Oke, Gue Udah Baca Esai Bapak-Bapak. Terus Sekarang Gimana?
Gregg
9/13/20252 min read
Jadi, pagi ini di linimasa saya lewat dua notifikasi. Keduanya adalah esai yang sangat panjang dan terdengar sangat penting. Satu rasanya seperti "panggilan ke upacara bendera"—lengkap dengan pidato soal gotong royong dan masa depan bangsa dari Pak Sajiman. Satunya lagi lebih mirip "panggilan dari bagian penagihan"—penuh dengan angka, ROI, dan analisis mesin dari Bung Juan. Saya baca keduanya. Keren. Terus saya lanjut nonton kompilasi video kucing jatuh.
Mari kita bahas satu-satu. Pak Sajiman ngajak kita "gotong royong" buat bikin film, karena biaya syuting di sini katanya mahal banget. Ide yang bagus. Sangat nasionalis. Tapi, Om, dengan segala hormat, "gotong royong" di era internet itu artinya beda. Di sini, "gotong royong" itu artinya rame-rame nge-cancel orang di Twitter, atau rame-rame nge-share link bajakan di grup Telegram. Ruang publik yang Bapak bayangin, tempat kita semua bahu-membahu demi kebaikan bangsa, itu udah nggak ada. Yang ada cuma sekumpulan suku anonim di Reddit yang saling teriak soal kenapa film horor kita itu "keren" atau "murahan". It's not a community, it's a multi-level argument.
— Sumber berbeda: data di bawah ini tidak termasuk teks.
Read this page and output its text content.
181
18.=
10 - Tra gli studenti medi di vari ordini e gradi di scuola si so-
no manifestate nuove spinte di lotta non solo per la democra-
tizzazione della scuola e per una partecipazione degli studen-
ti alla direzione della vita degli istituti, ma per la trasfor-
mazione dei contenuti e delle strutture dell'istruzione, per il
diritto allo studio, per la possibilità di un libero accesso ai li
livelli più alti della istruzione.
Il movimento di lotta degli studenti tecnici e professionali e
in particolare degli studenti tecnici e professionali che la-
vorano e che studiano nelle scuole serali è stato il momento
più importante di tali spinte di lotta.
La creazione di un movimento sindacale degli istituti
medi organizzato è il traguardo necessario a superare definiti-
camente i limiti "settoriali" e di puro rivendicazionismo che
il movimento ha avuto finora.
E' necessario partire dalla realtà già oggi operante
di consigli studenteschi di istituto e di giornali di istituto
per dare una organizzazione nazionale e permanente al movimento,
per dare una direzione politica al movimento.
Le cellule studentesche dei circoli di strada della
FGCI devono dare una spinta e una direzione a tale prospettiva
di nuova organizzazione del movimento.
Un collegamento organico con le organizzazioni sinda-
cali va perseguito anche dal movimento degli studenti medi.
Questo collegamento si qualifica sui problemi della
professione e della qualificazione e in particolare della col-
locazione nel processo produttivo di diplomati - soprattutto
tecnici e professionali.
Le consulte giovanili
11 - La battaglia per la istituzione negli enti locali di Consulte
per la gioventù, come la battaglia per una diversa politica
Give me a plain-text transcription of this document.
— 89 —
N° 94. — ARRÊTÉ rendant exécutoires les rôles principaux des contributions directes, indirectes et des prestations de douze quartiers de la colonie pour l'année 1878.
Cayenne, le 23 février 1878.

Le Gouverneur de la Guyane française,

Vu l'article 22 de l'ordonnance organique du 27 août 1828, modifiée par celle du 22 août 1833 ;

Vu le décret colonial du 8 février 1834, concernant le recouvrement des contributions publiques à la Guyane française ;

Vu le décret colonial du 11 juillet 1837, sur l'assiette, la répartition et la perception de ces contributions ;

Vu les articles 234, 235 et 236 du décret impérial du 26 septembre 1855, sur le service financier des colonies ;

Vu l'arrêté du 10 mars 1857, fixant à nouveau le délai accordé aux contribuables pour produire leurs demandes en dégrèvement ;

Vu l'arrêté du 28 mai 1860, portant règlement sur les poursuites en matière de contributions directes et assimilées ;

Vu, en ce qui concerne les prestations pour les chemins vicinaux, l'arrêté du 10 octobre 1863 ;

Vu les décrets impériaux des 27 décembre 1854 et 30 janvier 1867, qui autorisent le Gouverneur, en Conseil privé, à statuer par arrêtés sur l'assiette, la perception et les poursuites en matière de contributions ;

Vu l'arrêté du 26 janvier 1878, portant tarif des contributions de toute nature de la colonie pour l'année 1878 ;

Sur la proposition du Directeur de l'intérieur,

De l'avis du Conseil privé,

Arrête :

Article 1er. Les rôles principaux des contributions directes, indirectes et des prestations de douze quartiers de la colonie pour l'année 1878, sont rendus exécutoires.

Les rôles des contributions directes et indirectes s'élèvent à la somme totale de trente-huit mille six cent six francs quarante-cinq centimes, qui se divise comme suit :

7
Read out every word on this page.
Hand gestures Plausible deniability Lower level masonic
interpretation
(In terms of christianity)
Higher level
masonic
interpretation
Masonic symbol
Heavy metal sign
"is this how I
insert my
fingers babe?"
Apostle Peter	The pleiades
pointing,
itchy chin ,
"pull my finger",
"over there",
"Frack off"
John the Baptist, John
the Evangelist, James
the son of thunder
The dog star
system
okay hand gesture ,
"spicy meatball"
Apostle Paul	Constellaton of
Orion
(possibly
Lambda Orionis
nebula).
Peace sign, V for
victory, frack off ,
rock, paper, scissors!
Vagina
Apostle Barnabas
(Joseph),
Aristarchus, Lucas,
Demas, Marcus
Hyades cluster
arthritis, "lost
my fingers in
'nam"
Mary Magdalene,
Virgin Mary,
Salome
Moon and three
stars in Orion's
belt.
Lalu ada Bung Juan, dengan analisisnya yang sangat cerdas soal "Mesin Gengsi" (film festival) versus "Mesin Komersial" (film yang laku). Oke, jadi ada film yang dibuat buat pamer ke bule dan ada film yang dibuat buat cari duit. Masuk akal. Terus? Kenapa ini harus jadi masalah yang rumit? Bagi gue dan teman-teman gue, itu bukan dua mesin yang terpisah. Itu cuma dua folder di server yang sama. Kita bakal tetap nonton apa pun yang lagi viral atau seru dibahas, entah itu film Garin Nugroho yang menang di antah berantah (kalau potongan adegannya bagus buat dijadiin video galau), atau film horor terbaru (kalau jumpscare-nya bagus buat dijadiin video reaksi). Mana yang lebih profitabel? Dude, I don't care.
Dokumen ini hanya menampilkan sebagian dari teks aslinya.